Green v. Bittner

In Green v. Bittner, 85 N.J. 1, 12, 424 A.2d 210 (1980), Donna Green, a high school senior, was killed in an automobile accident. Her parents filed an action under the Wrongful Death Act against the driver of the other vehicle. The Court found that to be compensable, the lost companionship of a child to death "must be that which would have provided services substantially equivalent to those provided by the 'companions' often hired today by the aged or infirmed . . ." Id. at 12, 424 A.2d 210. The Court further explained: No pecuniary value may be attributed to the emotional pleasure that a parent gets when it is his or her child doing the caretaking rather than a stranger, although such pleasure will often be the primary value of the child's service, indeed, in reality, its most beneficial aspect. This loss of added emotional satisfaction that would have been derived from the child's companionship is fundamentally similar to the emotional suffering occasioned by death.

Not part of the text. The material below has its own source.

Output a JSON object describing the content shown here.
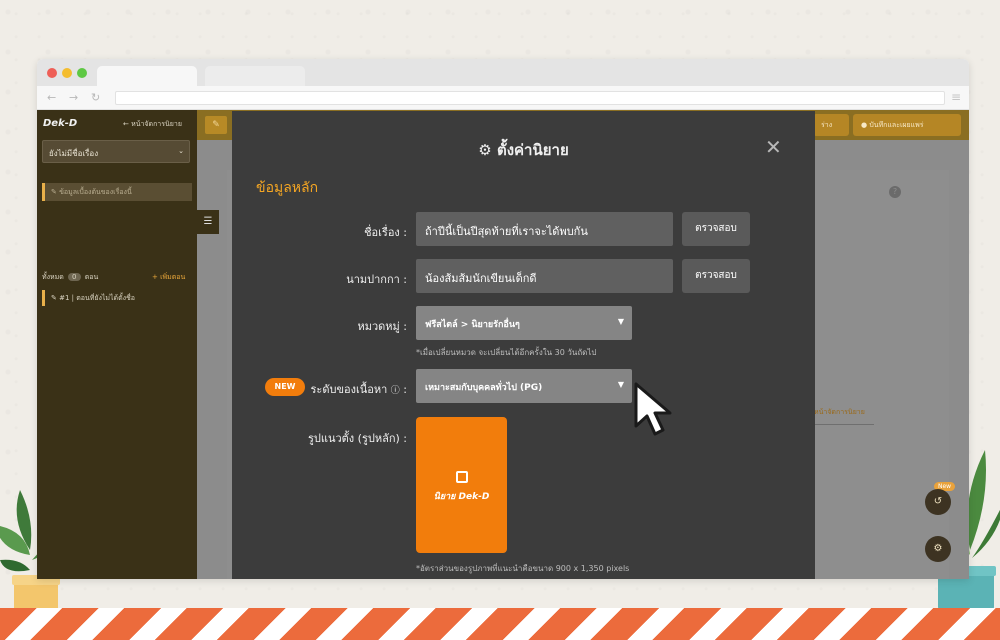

Both are emotional rather than "pecuniary injuries," one expressed in terms of actual emotional loss, the other in terms of lost prospective emotional satisfaction. Green, 85 N.J. at 12-13, 424 A.2d 210. The Supreme Court of New Jersey held that loss of services, society and companionship of a child qualify as pecuniary injuries under the wrongful death statute, regardless of age. Id. at 11, 424 A.2d 210. The Court indicated that "'the pecuniary injury designated by the statute is nothing more than a deprivation of a reasonable expectation of a pecuniary advantage which would have resulted by a continuance of the life of the deceased.'" Ibid.